Морван нажал на спуск, даже не подумав упасть, – его рефлексы сейчас срабатывали, как пули: в порядке очереди, пожалуйста. Сила отдачи заставила его вновь отступить за порог, но он продолжал стрелять, хотя ничего не видел. Когда дым рассеялся, Редлих лежал далеко, очень далеко, покрытый щебнем и кровью.
Второй с плеч долой. Эти колдуны, оказывается, не так уж сильны.
Вокруг Морвана образовалось кольцо огня. Он переступил через него и отправился инспектировать кухню. Никого. Третий где-то наверху. Морван бросился по лестнице, ощупал карманы куртки, нашел новую обойму. Оружие было горячим, как вышедший из печи кирпич. Он сам задыхался в бронежилете.
Коридор над гостиной. Огонь ревел внизу, но на данный момент сам он был вне досягаемости. Vamos.
Первая комната: никого.
Вторая комната: никого.
Третья комната: ванная, неожиданно прохладная.
Он обошел весь этаж: где Лартиг? Он представил себе калеку, вцепившегося в штурмовое ружье или в какое-то другое боевое оружие. Убить его, даже если единственным выходом станет броситься вместе с ним и его каталкой в бушующее пекло.
Сорок лет назад он пощадил Человека-гвоздя: результат налицо.
Он вернулся обратно. Из глаз текли слезы. Лицо превратилось в маску из раскаленной пыли. Он потер веки и замер: Лартиг был перед ним, в конце коридора, съежившийся в своем кресле. Его руки, как когти, вцепились в ружье «ремингтон». На глаз: три или четыре выстрела, а потом перезарядка вручную. Если предположить, что он умеет им пользоваться, при перезарядке у него останется время на один или два выстрела до того, как Морван окажется рядом.
Он двинулся вперед. Или ружье заряжено патронами с картечью и Лартигу удастся в него попасть, но тогда всего лишь несколькими дробинами. Или оно заряжено пулевыми патронами, с какими ходят на кабана, и шансы попасть в цель скатываются к минимуму, зато если Лартиг попадет в голову, Морван останется без нее.
Лартиг открыл огонь, и Морвана отбросило назад. Стена слева от него искрошилась десятком дырочек. Дробь. Он кинулся на калеку, который, забившись в угол, перезарядил и снова выстрелил. Снова мимо. Скульптор ухмылялся и плакал одновременно и, казалось, усыхал на глазах. Он передернул затвор и снова нажал на курок: Старик был всего в трех метрах.

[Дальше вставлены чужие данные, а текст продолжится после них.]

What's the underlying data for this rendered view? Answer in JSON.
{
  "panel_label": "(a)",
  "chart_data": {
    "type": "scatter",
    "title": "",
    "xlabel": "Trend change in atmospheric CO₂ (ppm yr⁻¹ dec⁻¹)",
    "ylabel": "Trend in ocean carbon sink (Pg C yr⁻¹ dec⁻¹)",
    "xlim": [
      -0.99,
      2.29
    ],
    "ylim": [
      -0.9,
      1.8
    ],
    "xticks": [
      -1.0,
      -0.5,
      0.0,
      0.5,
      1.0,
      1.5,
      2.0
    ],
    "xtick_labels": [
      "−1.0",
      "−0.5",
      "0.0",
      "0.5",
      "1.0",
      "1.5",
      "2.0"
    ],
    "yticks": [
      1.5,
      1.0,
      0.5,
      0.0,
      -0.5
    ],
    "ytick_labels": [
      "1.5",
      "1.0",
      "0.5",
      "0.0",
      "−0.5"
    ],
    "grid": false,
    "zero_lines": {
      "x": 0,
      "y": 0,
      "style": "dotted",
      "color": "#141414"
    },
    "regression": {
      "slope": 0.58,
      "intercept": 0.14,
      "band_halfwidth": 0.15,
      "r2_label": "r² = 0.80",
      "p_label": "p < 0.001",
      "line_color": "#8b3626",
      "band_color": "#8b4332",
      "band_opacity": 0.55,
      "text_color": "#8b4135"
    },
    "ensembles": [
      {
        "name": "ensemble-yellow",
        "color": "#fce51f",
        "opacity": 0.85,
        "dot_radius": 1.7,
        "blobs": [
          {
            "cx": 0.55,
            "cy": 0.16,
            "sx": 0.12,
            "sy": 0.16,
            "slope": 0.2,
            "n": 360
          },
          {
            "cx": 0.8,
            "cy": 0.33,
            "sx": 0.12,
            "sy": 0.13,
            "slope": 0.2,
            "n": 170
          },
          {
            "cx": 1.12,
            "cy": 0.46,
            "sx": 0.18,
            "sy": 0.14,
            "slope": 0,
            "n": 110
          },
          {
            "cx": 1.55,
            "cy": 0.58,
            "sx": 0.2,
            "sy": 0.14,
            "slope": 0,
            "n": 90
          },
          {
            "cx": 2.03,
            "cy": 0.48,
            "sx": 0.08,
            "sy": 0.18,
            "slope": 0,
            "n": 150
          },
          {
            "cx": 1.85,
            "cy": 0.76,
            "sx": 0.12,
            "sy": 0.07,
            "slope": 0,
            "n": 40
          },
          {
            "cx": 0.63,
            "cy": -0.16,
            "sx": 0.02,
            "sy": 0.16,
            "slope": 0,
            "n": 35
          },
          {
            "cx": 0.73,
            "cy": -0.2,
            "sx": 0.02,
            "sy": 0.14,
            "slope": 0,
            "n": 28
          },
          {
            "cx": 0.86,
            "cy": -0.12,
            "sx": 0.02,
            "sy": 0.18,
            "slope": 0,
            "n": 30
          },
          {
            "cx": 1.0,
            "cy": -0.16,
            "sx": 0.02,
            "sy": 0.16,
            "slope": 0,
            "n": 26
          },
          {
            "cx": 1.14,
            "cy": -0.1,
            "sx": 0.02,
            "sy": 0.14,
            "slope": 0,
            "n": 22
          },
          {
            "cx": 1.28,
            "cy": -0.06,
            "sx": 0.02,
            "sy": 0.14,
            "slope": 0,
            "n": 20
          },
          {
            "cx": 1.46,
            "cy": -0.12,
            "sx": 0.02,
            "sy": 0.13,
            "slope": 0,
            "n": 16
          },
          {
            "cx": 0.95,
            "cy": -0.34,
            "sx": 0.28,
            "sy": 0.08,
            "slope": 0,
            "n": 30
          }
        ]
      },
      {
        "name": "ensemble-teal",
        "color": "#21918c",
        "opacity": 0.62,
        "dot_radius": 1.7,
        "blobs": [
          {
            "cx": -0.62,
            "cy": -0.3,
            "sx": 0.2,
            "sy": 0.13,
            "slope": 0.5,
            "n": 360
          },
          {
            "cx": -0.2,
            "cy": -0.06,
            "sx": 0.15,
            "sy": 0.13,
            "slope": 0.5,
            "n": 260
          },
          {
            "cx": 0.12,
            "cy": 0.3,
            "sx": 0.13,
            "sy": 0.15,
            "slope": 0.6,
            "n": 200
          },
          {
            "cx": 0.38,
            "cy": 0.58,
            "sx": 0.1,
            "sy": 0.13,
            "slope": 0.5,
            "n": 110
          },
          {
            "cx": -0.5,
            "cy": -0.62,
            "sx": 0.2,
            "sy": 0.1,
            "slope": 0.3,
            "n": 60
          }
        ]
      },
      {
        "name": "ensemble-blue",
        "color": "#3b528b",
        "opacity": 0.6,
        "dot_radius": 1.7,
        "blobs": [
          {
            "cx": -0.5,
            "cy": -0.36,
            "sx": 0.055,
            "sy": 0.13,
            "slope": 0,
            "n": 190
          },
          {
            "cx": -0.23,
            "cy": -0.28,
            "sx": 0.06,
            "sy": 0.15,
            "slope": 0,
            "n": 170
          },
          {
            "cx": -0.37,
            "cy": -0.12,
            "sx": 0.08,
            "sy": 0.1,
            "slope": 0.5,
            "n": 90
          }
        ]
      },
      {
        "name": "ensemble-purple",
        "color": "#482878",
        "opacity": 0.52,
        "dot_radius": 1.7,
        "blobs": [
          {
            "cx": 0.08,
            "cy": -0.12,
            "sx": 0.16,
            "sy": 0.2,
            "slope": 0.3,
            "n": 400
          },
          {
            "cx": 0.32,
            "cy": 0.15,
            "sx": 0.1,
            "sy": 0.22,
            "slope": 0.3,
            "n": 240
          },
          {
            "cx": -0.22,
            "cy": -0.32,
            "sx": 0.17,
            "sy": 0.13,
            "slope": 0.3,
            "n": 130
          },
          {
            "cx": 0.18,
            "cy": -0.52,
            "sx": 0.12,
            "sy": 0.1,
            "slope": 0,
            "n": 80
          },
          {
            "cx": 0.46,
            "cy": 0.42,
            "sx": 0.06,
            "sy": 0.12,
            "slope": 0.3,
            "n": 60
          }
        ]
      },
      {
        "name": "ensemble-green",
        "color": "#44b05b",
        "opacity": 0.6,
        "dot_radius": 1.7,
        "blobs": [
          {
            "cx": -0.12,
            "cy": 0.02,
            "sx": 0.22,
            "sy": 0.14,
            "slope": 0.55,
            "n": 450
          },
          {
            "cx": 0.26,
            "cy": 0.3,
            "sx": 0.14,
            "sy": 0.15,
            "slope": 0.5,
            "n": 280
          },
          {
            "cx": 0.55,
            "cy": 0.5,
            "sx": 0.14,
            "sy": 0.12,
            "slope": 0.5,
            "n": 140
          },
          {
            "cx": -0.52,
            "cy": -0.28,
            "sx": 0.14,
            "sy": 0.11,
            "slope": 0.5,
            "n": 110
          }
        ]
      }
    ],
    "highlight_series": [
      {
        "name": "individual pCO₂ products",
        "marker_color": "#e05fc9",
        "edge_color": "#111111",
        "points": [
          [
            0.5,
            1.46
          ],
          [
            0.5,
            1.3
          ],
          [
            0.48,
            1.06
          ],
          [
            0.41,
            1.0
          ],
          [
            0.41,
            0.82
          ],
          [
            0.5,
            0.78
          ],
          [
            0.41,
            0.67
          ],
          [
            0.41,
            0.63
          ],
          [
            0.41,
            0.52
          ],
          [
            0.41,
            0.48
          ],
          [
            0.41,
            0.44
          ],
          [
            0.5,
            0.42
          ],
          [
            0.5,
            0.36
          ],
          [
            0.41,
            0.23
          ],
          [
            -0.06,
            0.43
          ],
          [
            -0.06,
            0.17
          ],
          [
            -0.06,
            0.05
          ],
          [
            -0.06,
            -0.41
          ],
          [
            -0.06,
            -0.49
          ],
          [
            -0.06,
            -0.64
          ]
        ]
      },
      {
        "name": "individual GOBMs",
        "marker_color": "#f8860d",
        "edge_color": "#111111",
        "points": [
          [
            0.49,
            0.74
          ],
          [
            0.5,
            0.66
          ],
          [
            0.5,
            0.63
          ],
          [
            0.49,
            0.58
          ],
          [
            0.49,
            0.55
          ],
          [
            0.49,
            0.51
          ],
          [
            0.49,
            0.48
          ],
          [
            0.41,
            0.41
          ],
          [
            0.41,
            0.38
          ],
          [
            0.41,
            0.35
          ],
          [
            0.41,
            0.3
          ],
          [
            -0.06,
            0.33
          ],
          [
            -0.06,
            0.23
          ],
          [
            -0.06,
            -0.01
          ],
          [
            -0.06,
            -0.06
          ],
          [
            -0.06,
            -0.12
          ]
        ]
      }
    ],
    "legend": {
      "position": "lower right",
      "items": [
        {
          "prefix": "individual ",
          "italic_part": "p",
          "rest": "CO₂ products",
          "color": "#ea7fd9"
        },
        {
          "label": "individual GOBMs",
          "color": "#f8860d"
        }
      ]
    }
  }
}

Струя металла ударила его в левое плечо, но он не упал. Изготовился стрелять, когда его озарило. Он отбросил оружие, кинулся на Лартига, ухватил кресло за оба подлокотника и притянул к себе, чтобы калека оказался на нужной оси. А затем ударом ноги толкнул его на объятую пламенем лестницу. Ремейк знаменитой сцены из «Поцелуя смерти», когда Ричард Уидмарк сталкивает старушку-калеку с лестницы, только с добавлением пылающего пекла. Лартиг завопил, но Морван слышал только вой поглощающего его пламени.